Empty Gestational Sac
What is an Impending Miscarriage?
Bleeding and cramps accompanied by an open cervix generally indicate an impending miscarriage. This means that miscarriage is unavoidable, and will happen in the near future.
Women may opt to miscarry naturally, or have a procedure called dilation and curettage (D&C) performed. With a D&C, the physician dilates the cervix and manually removes any remaining tissue from the miscarriage. Most D&C's are carried out under general anesthesia, though some are performed with local anesthetic only.
Is Spotting During Pregnancy Normal?
What is an Incomplete Miscarriage?
In an incomplete miscarriage, some of the fetal tissue is expelled from the womb. Some of the tissue remains behind, and can cause a bleeding and infection risk. Women who have had an incomplete miscarriage will generally require a D&C to remove all tissue from the uterus.

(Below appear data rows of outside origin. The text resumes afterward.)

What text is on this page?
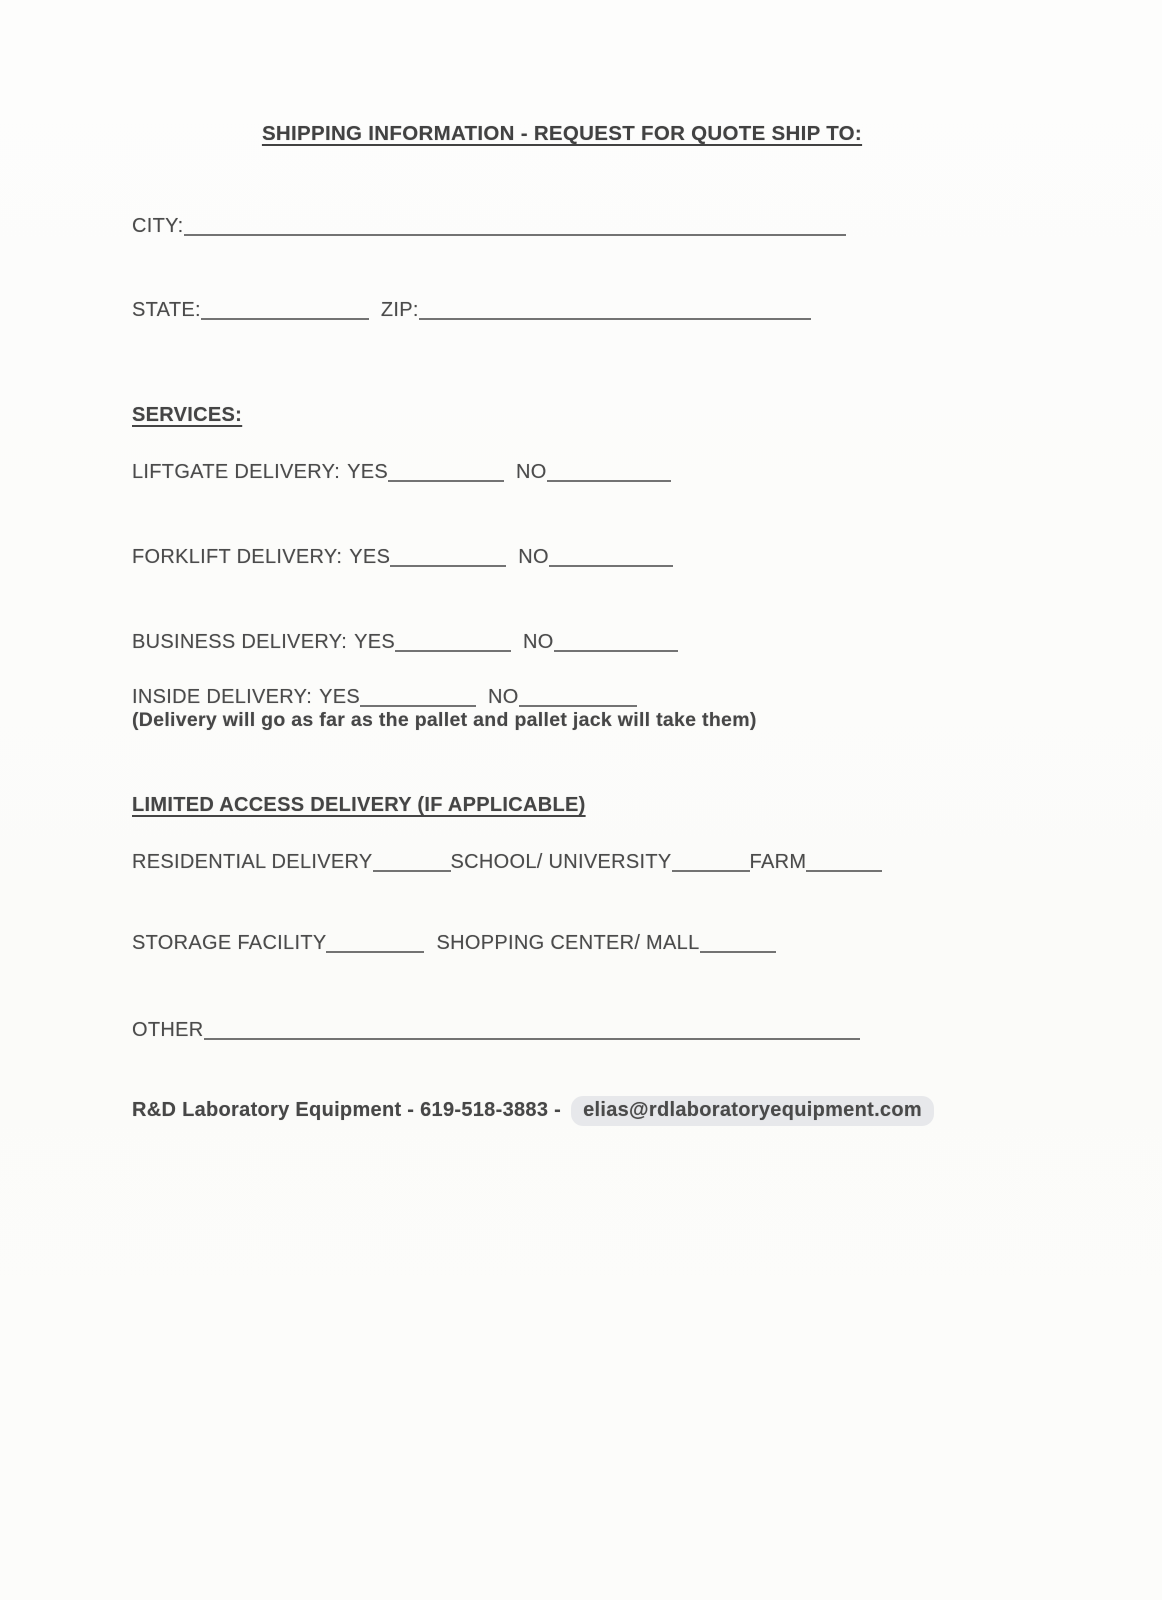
SHIPPING INFORMATION - REQUEST FOR QUOTE SHIP TO:
CITY:
STATE:	ZIP:
SERVICES:
LIFTGATE DELIVERY: YES	NO
FORKLIFT DELIVERY: YES	NO
BUSINESS DELIVERY: YES	NO
INSIDE DELIVERY: YES	NO
(Delivery will go as far as the pallet and pallet jack will take them)
LIMITED ACCESS DELIVERY (IF APPLICABLE)
RESIDENTIAL DELIVERY	SCHOOL/ UNIVERSITY	FARM
STORAGE FACILITY	SHOPPING CENTER/ MALL
OTHER
R&D Laboratory Equipment - 619-518-3883 - elias@rdlaboratoryequipment.com
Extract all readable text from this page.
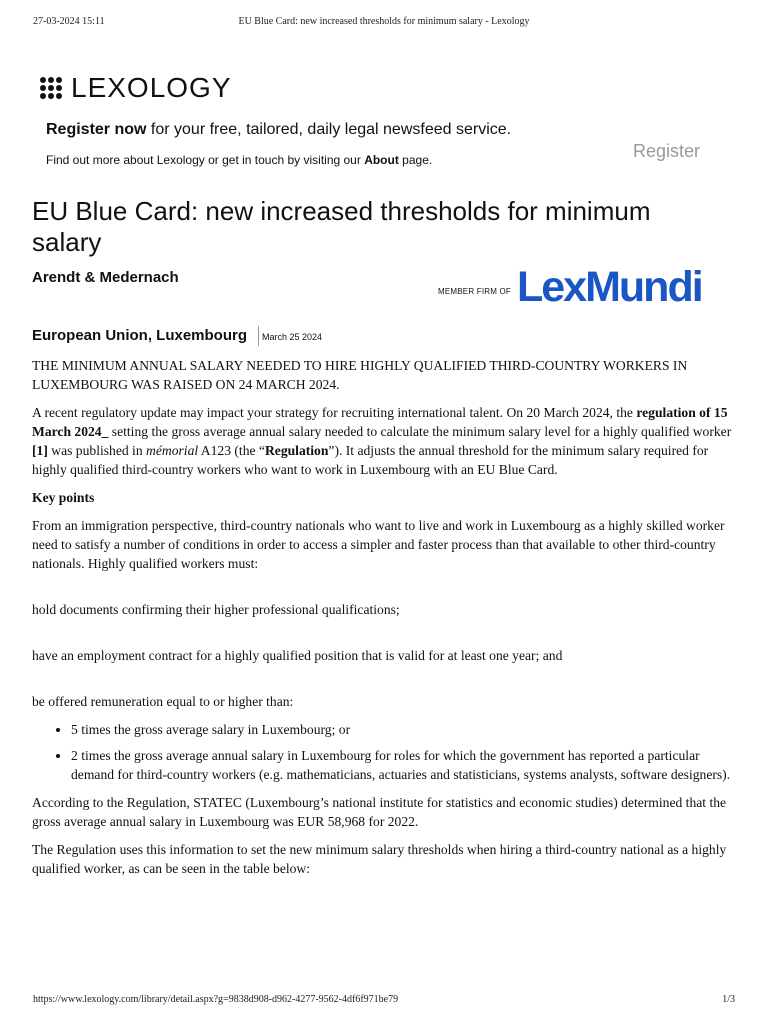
27-03-2024 15:11	EU Blue Card: new increased thresholds for minimum salary - Lexology
LEXOLOGY
Register now for your free, tailored, daily legal newsfeed service.
Find out more about Lexology or get in touch by visiting our About page.	Register
EU Blue Card: new increased thresholds for minimum salary
Arendt & Medernach
MEMBER FIRM OF LexMundi
European Union, Luxembourg March 25 2024

THE MINIMUM ANNUAL SALARY NEEDED TO HIRE HIGHLY QUALIFIED THIRD-COUNTRY WORKERS IN LUXEMBOURG WAS RAISED ON 24 MARCH 2024.

A recent regulatory update may impact your strategy for recruiting international talent. On 20 March 2024, the regulation of 15 March 2024_ setting the gross average annual salary needed to calculate the minimum salary level for a highly qualified worker [1] was published in mémorial A123 (the “Regulation”). It adjusts the annual threshold for the minimum salary required for highly qualified third-country workers who want to work in Luxembourg with an EU Blue Card.

Key points

From an immigration perspective, third-country nationals who want to live and work in Luxembourg as a highly skilled worker need to satisfy a number of conditions in order to access a simpler and faster process than that available to other third-country nationals. Highly qualified workers must:

hold documents confirming their higher professional qualifications;

have an employment contract for a highly qualified position that is valid for at least one year; and

be offered remuneration equal to or higher than:

• 5 times the gross average salary in Luxembourg; or
• 2 times the gross average annual salary in Luxembourg for roles for which the government has reported a particular demand for third-country workers (e.g. mathematicians, actuaries and statisticians, systems analysts, software designers).

According to the Regulation, STATEC (Luxembourg’s national institute for statistics and economic studies) determined that the gross average annual salary in Luxembourg was EUR 58,968 for 2022.

The Regulation uses this information to set the new minimum salary thresholds when hiring a third-country national as a highly qualified worker, as can be seen in the table below:

https://www.lexology.com/library/detail.aspx?g=9838d908-d962-4277-9562-4df6f971be79	1/3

A related condition, a "missed miscarriage," causes no spotting or bleeding. The embryo does not develop or dies in the womb, but is not miscarried. The death is generally found on a first trimester ultrasound. The lack of a heart beat after a certain gestational age (approximately 6 - 7 weeks, allowing for varying conception times) is usually the defining feature. Sometimes there is a blighted ovum, where the egg was fertilized but never developed an embryo at all - only an empty sac will be visualized via ultrasound.
Antibiotics may be required to prevent infection after the procedure is carried out.